What We Learned Last Week
Equity markets mostly continued to find the silver lining in economic and earnings reports last week, as the S&P 500 rose 2.5 and broached 4000. The NASDAQ 100 posted an impressive 4.7% gain despite an atrocious earnings report and outlook from industry bellwether Intel (INTC). The GDP report showed steady growth; the PCE deflator dropped another notch, from 5.5% YoY to 5%, while core PCE was down 0.3% to 4.4%, stoking hopes of a 25bp rate hike and lower rates in H2.
The challenge to this optimism comes from a steady stream of negative outlooks for the next quarter or two – and little or no visibility about H2. Among the themes we are seeing from last week’s flood of earnings:
Volumes hit hard – The consumer staples sector is running into increasing cost-related headwinds. Kimberly Clark (KMB), Procter and Gamble (PG) and spice-maker McCormick Co pushed through price hikes of 10% – and saw volumes drop a significant 7%. Dental product giant Colgate Palmolive experienced a 4% drop in volume. Clearly consumers are resisting higher prices.
Ad spend still soft – Comcast (CMCSA) revealed soft advertising spend on its networks. The British Sky division ad revenue dropped 9%. In the US, cable-related ad revenue was up 9.1% – but down 7.1% ex political ads (due to midterm elections) and World Cup broadcasting. Significantly, CMCSA did not say an advertising rebound was in the cards.
Rail traffic flat – Railroad companies Norfolk Southern (NSC), CSX (CSX), and Union Pacific (UNP) all essentially said 4Q shipping volume was roughly flat or down slightly after sharper declines in 3Q – but gave no indication of a rebound in volumes.
Consumer electronics deeply depressed – Intel (INTC) said 1Q revenue would be $10.5-11.5bn – some 20% less than analysts’ projections of $14 bn. EPS is expected to be -0.15 versus forecasts of 0.25. Some of this is INTC specific, but the key message is that PC demand and consumer electronics remain deeply depressed. We anticipate other consumer-oriented tech companies will report similar problems. The silver lining (if any) must be that chip inventories will be depleted and demand will return at some point – maybe sooner rather than later?

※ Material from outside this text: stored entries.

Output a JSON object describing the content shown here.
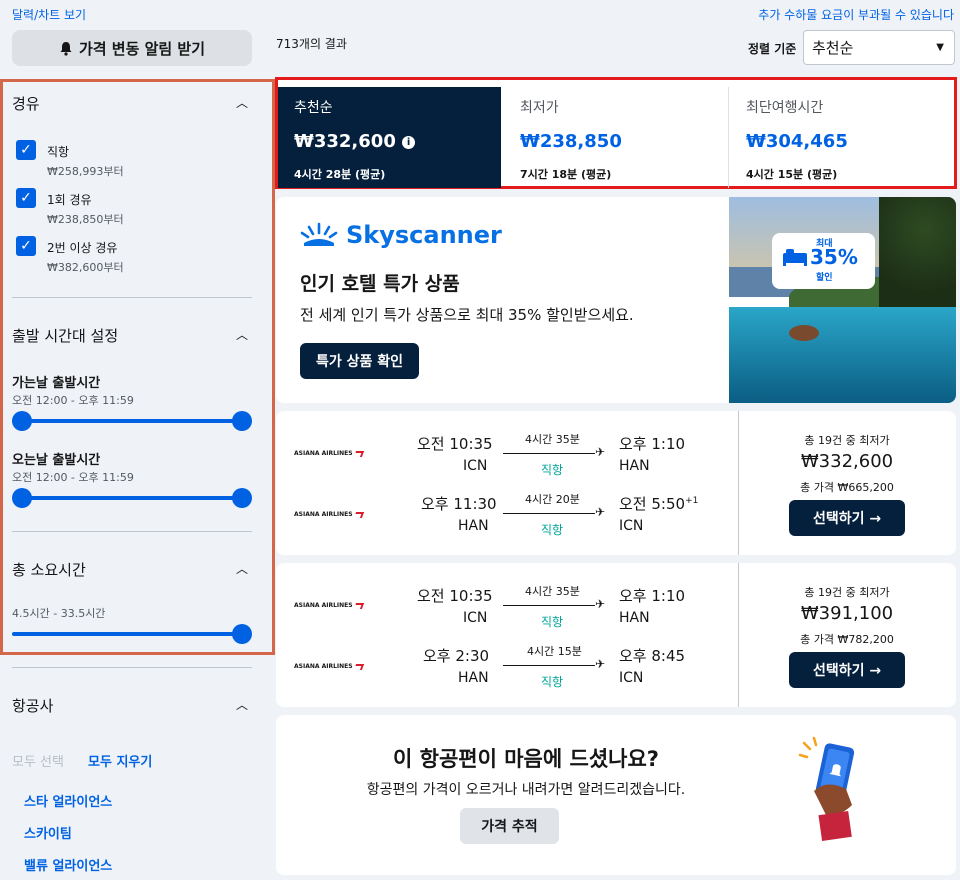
{
  "top": {
    "calendar_link": "달력/차트 보기",
    "fee_notice": "추가 수하물 요금이 부과될 수 있습니다",
    "alert_button": "가격 변동 알림 받기",
    "result_count": "713개의 결과",
    "sort_label": "정렬 기준",
    "sort_value": "추천순"
  },
  "sidebar": {
    "stops": {
      "title": "경유",
      "options": [
        {
          "label": "직항",
          "price": "₩258,993부터",
          "checked": true
        },
        {
          "label": "1회 경유",
          "price": "₩238,850부터",
          "checked": true
        },
        {
          "label": "2번 이상 경유",
          "price": "₩382,600부터",
          "checked": true
        }
      ]
    },
    "departure_time": {
      "title": "출발 시간대 설정",
      "outbound": {
        "title": "가는날 출발시간",
        "range": "오전 12:00 - 오후 11:59"
      },
      "inbound": {
        "title": "오는날 출발시간",
        "range": "오전 12:00 - 오후 11:59"
      }
    },
    "duration": {
      "title": "총 소요시간",
      "range": "4.5시간 - 33.5시간"
    },
    "airlines": {
      "title": "항공사",
      "select_all": "모두 선택",
      "clear_all": "모두 지우기",
      "alliances": [
        "스타 얼라이언스",
        "스카이팀",
        "밸류 얼라이언스"
      ]
    }
  },
  "tabs": [
    {
      "label": "추천순",
      "price": "₩332,600",
      "duration": "4시간 28분 (평균)",
      "active": true
    },
    {
      "label": "최저가",
      "price": "₩238,850",
      "duration": "7시간 18분 (평균)",
      "active": false
    },
    {
      "label": "최단여행시간",
      "price": "₩304,465",
      "duration": "4시간 15분 (평균)",
      "active": false
    }
  ],
  "ad": {
    "brand": "Skyscanner",
    "title": "인기 호텔 특가 상품",
    "subtitle": "전 세계 인기 특가 상품으로 최대 35% 할인받으세요.",
    "button": "특가 상품 확인",
    "badge_top": "최대",
    "badge_pct": "35%",
    "badge_bottom": "할인"
  },
  "flights": [
    {
      "legs": [
        {
          "airline": "ASIANA AIRLINES",
          "dep_time": "오전 10:35",
          "dep_code": "ICN",
          "duration": "4시간 35분",
          "stops": "직항",
          "arr_time": "오후 1:10",
          "arr_code": "HAN",
          "day_offset": ""
        },
        {
          "airline": "ASIANA AIRLINES",
          "dep_time": "오후 11:30",
          "dep_code": "HAN",
          "duration": "4시간 20분",
          "stops": "직항",
          "arr_time": "오전 5:50",
          "arr_code": "ICN",
          "day_offset": "+1"
        }
      ],
      "deal_count": "총 19건 중 최저가",
      "price": "₩332,600",
      "total": "총 가격 ₩665,200",
      "select": "선택하기 →"
    },
    {
      "legs": [
        {
          "airline": "ASIANA AIRLINES",
          "dep_time": "오전 10:35",
          "dep_code": "ICN",
          "duration": "4시간 35분",
          "stops": "직항",
          "arr_time": "오후 1:10",
          "arr_code": "HAN",
          "day_offset": ""
        },
        {
          "airline": "ASIANA AIRLINES",
          "dep_time": "오후 2:30",
          "dep_code": "HAN",
          "duration": "4시간 15분",
          "stops": "직항",
          "arr_time": "오후 8:45",
          "arr_code": "ICN",
          "day_offset": ""
        }
      ],
      "deal_count": "총 19건 중 최저가",
      "price": "₩391,100",
      "total": "총 가격 ₩782,200",
      "select": "선택하기 →"
    }
  ],
  "feedback": {
    "title": "이 항공편이 마음에 드셨나요?",
    "subtitle": "항공편의 가격이 오르거나 내려가면 알려드리겠습니다.",
    "button": "가격 추적"
  },
  "colors": {
    "accent": "#0062e3",
    "dark": "#05203c",
    "green": "#00a698",
    "highlight_red": "#e31b1b",
    "highlight_orange": "#d4674a"
  }
}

Steel industry rebounding – That seemed to be the case for steel manufacturers Steel Dynamics (STLD) and Nucor (NUE). Both missed on revenue and earnings, but offered bullish outlooks for 2023. After weathering a collapse in demand in H2 2022, both companies said demand is picking up and appears firm. One CEO said he could not understand why everyone else seems to be gloom and doom. Primary drivers for steel are expected to be the auto industry, where auto production could rise from 14 million to over 15 million cars; infrastructure spending; and a need to rebuild depleted inventories. This was the lone sector to report an optimistic outlook.
Equity markets may be anticipating that inventory corrections will soon run their course in many other industries, giving rise to similar bouncebacks despite gloomy outlooks.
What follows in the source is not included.